Was there an essence to the book that you felt had not been captured in the film?

It was the feeling of getting to know these characters in such detail and spending that much time with them that you can’t do in a two-hour movie. I was very drawn to the process of how Ripley went about doing his schemes. In particular in the book, there were these two long sequences as he struggles to figure out how to get rid of two bodies. You can’t do that in a film. That would take up half the film. 

The first murder scene almost goes into a slapstick area where so many things go wrong for him. Is that directly from the book?

It was long in the book. He does fall out of the boat in the book. I don’t know if I’d say slapstick, but to me it was important to show that this is not a professional killer. He’s not done this before. It’s not premeditated. He doesn’t think things through in this way. It was fun to write and it was fun to shoot. 

You certainly relay how much of a pain in the ass dealing with a dead body is — how heavy it is and how hard it is to hide one.

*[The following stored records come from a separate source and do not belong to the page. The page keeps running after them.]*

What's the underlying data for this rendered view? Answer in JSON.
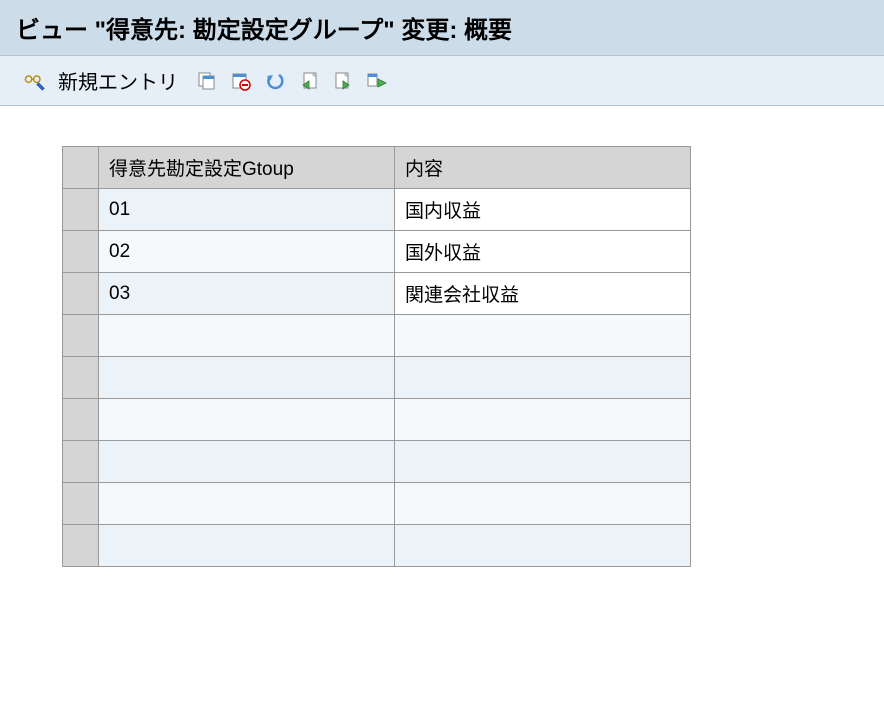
{
  "title": "ビュー \"得意先: 勘定設定グループ\" 変更: 概要",
  "toolbar": {
    "new_entry_label": "新規エントリ"
  },
  "table": {
    "columns": {
      "code": "得意先勘定設定Gtoup",
      "desc": "内容"
    },
    "rows": [
      {
        "code": "01",
        "desc": "国内収益"
      },
      {
        "code": "02",
        "desc": "国外収益"
      },
      {
        "code": "03",
        "desc": "関連会社収益"
      },
      {
        "code": "",
        "desc": ""
      },
      {
        "code": "",
        "desc": ""
      },
      {
        "code": "",
        "desc": ""
      },
      {
        "code": "",
        "desc": ""
      },
      {
        "code": "",
        "desc": ""
      },
      {
        "code": "",
        "desc": ""
      }
    ]
  }
}
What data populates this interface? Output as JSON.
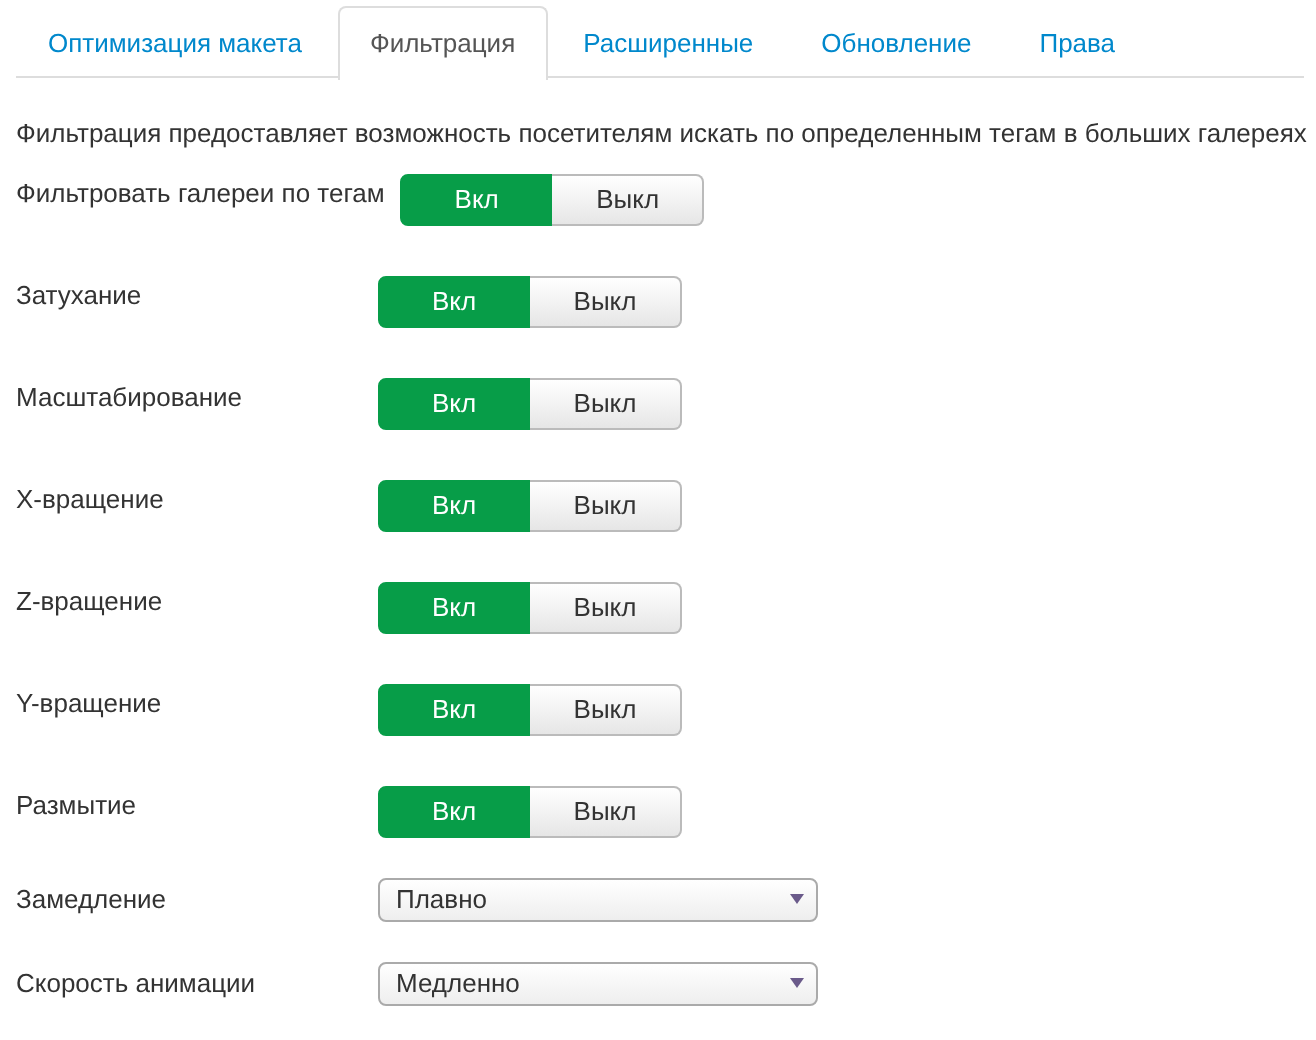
{
  "tabs": [
    {
      "label": "Оптимизация макета",
      "selected": false
    },
    {
      "label": "Фильтрация",
      "selected": true
    },
    {
      "label": "Расширенные",
      "selected": false
    },
    {
      "label": "Обновление",
      "selected": false
    },
    {
      "label": "Права",
      "selected": false
    }
  ],
  "description": "Фильтрация предоставляет возможность посетителям искать по определенным тегам в больших галереях",
  "settings": [
    {
      "kind": "toggle",
      "label": "Фильтровать галереи по тегам",
      "options": [
        {
          "label": "Вкл",
          "selected": true
        },
        {
          "label": "Выкл",
          "selected": false
        }
      ]
    },
    {
      "kind": "toggle",
      "label": "Затухание",
      "options": [
        {
          "label": "Вкл",
          "selected": true
        },
        {
          "label": "Выкл",
          "selected": false
        }
      ]
    },
    {
      "kind": "toggle",
      "label": "Масштабирование",
      "options": [
        {
          "label": "Вкл",
          "selected": true
        },
        {
          "label": "Выкл",
          "selected": false
        }
      ]
    },
    {
      "kind": "toggle",
      "label": "X-вращение",
      "options": [
        {
          "label": "Вкл",
          "selected": true
        },
        {
          "label": "Выкл",
          "selected": false
        }
      ]
    },
    {
      "kind": "toggle",
      "label": "Z-вращение",
      "options": [
        {
          "label": "Вкл",
          "selected": true
        },
        {
          "label": "Выкл",
          "selected": false
        }
      ]
    },
    {
      "kind": "toggle",
      "label": "Y-вращение",
      "options": [
        {
          "label": "Вкл",
          "selected": true
        },
        {
          "label": "Выкл",
          "selected": false
        }
      ]
    },
    {
      "kind": "toggle",
      "label": "Размытие",
      "options": [
        {
          "label": "Вкл",
          "selected": true
        },
        {
          "label": "Выкл",
          "selected": false
        }
      ]
    },
    {
      "kind": "select",
      "label": "Замедление",
      "value": "Плавно"
    },
    {
      "kind": "select",
      "label": "Скорость анимации",
      "value": "Медленно"
    }
  ]
}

Andrew was terrific with it. He really did do all that stuff. It was hard. Every time Ripley tries something and it doesn’t work, he stops and he thinks, “OK — how can I do it?” Those moments were important to me to show.

Let’s talk about Andrew Scott. It’s an incredible performance. Was his age — 47 — a consideration at all? 

I wanted somebody older. I didn’t understand what the big deal would be that some guy’s son ran off to Europe at 25. That’s the story of every 25-year-old today. And so Tom Ripley would logically be the same age as Dickie Greenleaf [played by Johnny Flynn]. If he’s older, he’s more desperate. They’re both desperate. Ripley has been at this longer. He and Dickie have been around long enough to know that they’re failures.

Visually, it’s just so, so beautiful. I hope you got some sort of commendation from the Italian tourist board for this thing. Could you talk a bit about how sumptuously you shot this and how long it took to set up these shots?

We had a lot of time to shoot, which was great. We shot for 170 days. I think that’s more than 20 days an episode, which is a lot for a series. I did want to approach it like a movie — I mean, with the care that you take in a movie and with the time that you take. I wanted [crew] who, like me, had spent their careers doing movies as opposed to television. And in terms of the look, I had always imagined it in black and white. It rooted us in the time period. It reminded me of films from the time period. 

Another performance I really loved was by Eliot Sumner, who added something so new and different and great to the part of Freddie Miles. 

I was despondent casting that part because I had looked at 200 actors, and I found that most of them, I guess because they were influenced by the 1999 movie, were doing kind of a take on Philip Seymour Hoffman. I didn’t want to do that. And a tape came in one day from somebody I didn’t recognize named Eliot Sumner, and it was such a different take on it that I was just kind of spellbound by it. I just loved the audition.

Speaking of scene stealing, let’s talk about that cat watching Ripley drag a body down the stairs. Was that a real cat?

That was a real cat, and a Maine Coon cat from Rome. It was actually the second cat; the first cat I reluctantly had to fire. But this cat was so chill and just had a look on his face of knowing everything that was going on. And I have to give a lot of credit to our second unit director of photography, whose name is Predrag Dubravcic. He shot all those things with the cat. He had the patience of a saint and did a fantastic job with it.